Por outro lado, a FN
assegura que haverá uma “neutralidade religiosa, mas também
política” nas escolas. E essa neutralidade será aplicada com
“firmeza”, diz. “A disciplina será nas escolas o valor
central. A tolerância é zero contra a violência e, temporariamente
ou não, todas as escolas terão um detetor de metais.” A
insegurança nas escolas aumenta cerca de 10% ao ano em França,
segundo o Observatório Nacional do Crime francês.
O Ministério da
Educação publicou, em janeiro de 2009, os resultados de um exame
realizado em 1987 e 2007 a 4 mil alunos em França. “Os resultados
são claros: quando os estudantes davam, em média, 11 erros por
ditado em 1987, são agora 15 no mesmo ditado.”
A prioridade irá,
por isso, para a aprendizagem do francês, mas também do cálculo
matemático. “O número de horas de ensino nestas duas áreas tem
vindo a diminuir. O número de horas dedicadas ao francês era, em
1976, de 2800 horas no final da faculdade. Em 2004, foi de 2000
horas.” A história da França vai também “recuperar o seu lugar
no coração da aprendizagem”, garante a FN.
Família
Nicolas Sarkozy, o
líder do centro-direita em França, é fortemente atacado aqui pela
FN.
“Em 2007, Sarkozy
comprometeu-se solenemente a fazer da família uma prioridade. Não o
fez. O INSEE [Institut National de la Statistique et des Études
Économiques] diz-nos que a taxa de natalidade é hoje de 2,02 filhos
por mulher, 52% deles nascidos fora do casamento. Mas se só se tiver
em consideração os filhos de mães com nacionalidade francesa, a
taxa natalidade cai para 1,8 filhos. Em 2010, em 832.799 nascimentos,
só 667.707 é que eram filhos de pais franceses.”
A FN quer
estabelecer “uma verdadeira política de natalidade”, garante. As
mães (ou os pais) poderão escolher livremente entre o exercício de
uma profissão e a educação dos seus filhos. Aos que escolherem a
segunda, ser-lhe-á paga uma renda equivalente a 80% do salário
mínimo durante 3 anos a partir da segunda criança e 4 anos a partir
do terceiro filho. Haverá também uma redução da idade da reforma
para mães que tiveram pelo menos três filhos ou que tenham uma
criança deficiente a seu cuidado.
Por outro lado, os
abonos de família em agregados em que só um dos pais é que é
francês, “serão reavaliados”.
Nos casos em que se
provar que houve “abuso” na utilização dos abonos, “estes
devem ser parcial ou totalmente retirados à família por decisão
judicial”.
Saúde
Esperava-se da FN
que tivesse políticas xenófobas, sim. Mas não na saúde.
No ano de 2000, o
ex-primeiro-ministro francês Lionel Jospin criou o Estado de
Assistência Médica [AME], reservado exclusivamente aos imigrantes
ilegais ou por legalizar. Em 2015, e muito em consequência da crise
migratória na Síria ou na Eritreia, o orçamento do AME ultrapassou
pela primeira vez os 600 milhões de euros no Orçamento do Estado.

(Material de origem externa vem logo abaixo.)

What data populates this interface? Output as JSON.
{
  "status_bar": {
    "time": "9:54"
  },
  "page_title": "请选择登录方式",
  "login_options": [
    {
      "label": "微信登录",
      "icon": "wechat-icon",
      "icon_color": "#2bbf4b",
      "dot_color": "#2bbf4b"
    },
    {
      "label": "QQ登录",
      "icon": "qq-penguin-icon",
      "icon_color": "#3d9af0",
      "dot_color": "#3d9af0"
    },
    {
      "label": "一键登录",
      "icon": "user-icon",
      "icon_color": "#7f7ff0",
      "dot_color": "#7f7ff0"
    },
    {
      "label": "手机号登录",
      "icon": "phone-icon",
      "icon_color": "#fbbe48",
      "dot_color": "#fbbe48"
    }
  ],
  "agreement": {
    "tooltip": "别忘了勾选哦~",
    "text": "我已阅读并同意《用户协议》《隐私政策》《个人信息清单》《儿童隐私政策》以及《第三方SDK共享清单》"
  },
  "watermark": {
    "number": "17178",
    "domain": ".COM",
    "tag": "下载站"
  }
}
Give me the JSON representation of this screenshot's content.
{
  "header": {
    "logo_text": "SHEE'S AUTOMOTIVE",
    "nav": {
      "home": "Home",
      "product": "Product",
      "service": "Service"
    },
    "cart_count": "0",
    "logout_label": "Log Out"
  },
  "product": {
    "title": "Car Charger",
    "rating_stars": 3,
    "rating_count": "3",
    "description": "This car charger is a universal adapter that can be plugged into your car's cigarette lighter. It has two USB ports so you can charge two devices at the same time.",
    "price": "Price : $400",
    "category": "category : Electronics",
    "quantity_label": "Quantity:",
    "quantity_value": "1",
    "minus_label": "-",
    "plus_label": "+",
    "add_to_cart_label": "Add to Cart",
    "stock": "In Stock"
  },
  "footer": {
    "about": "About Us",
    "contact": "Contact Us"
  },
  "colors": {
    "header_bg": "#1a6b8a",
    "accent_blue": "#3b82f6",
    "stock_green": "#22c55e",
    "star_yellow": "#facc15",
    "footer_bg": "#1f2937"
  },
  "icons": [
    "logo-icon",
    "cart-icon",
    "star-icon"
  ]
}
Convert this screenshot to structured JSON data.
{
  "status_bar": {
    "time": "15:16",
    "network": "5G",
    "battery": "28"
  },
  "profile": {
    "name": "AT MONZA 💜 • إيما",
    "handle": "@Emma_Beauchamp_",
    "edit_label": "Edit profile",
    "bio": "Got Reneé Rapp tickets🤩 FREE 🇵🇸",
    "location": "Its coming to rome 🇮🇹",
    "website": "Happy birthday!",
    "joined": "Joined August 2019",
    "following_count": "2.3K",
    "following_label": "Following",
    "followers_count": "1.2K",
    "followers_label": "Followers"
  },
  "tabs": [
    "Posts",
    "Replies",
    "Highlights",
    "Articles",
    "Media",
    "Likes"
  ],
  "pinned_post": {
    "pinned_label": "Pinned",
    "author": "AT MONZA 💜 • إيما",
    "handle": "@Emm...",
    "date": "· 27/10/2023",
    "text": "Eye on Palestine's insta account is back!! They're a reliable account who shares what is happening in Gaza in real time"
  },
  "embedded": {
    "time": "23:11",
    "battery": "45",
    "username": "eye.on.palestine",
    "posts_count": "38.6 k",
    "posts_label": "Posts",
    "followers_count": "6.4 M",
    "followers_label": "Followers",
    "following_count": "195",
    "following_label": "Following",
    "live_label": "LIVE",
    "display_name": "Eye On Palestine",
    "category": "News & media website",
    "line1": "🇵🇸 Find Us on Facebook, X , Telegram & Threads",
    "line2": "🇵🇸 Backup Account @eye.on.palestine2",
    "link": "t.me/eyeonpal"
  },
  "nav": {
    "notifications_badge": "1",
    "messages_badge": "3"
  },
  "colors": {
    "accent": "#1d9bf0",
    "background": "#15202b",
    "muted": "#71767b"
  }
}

“O AME vai ser excluído. E é necessário estabelecer um período
de espera de um ano de residência contínua em França e de
contribuição antes de o imigrante receber todos os benefícios da
Previdência Social”, lê-se no programa político.
Os gastos com saúde
em França representam cerca de 11% do PIB. A extrema-direita quer
cortar na despesa, mas deseja, ainda assim, um serviço de saúde
universal e tendencialmente gratuito: “O buraco na Segurança
Social é uma ameaça à sustentabilidade do nosso sistema de saúde.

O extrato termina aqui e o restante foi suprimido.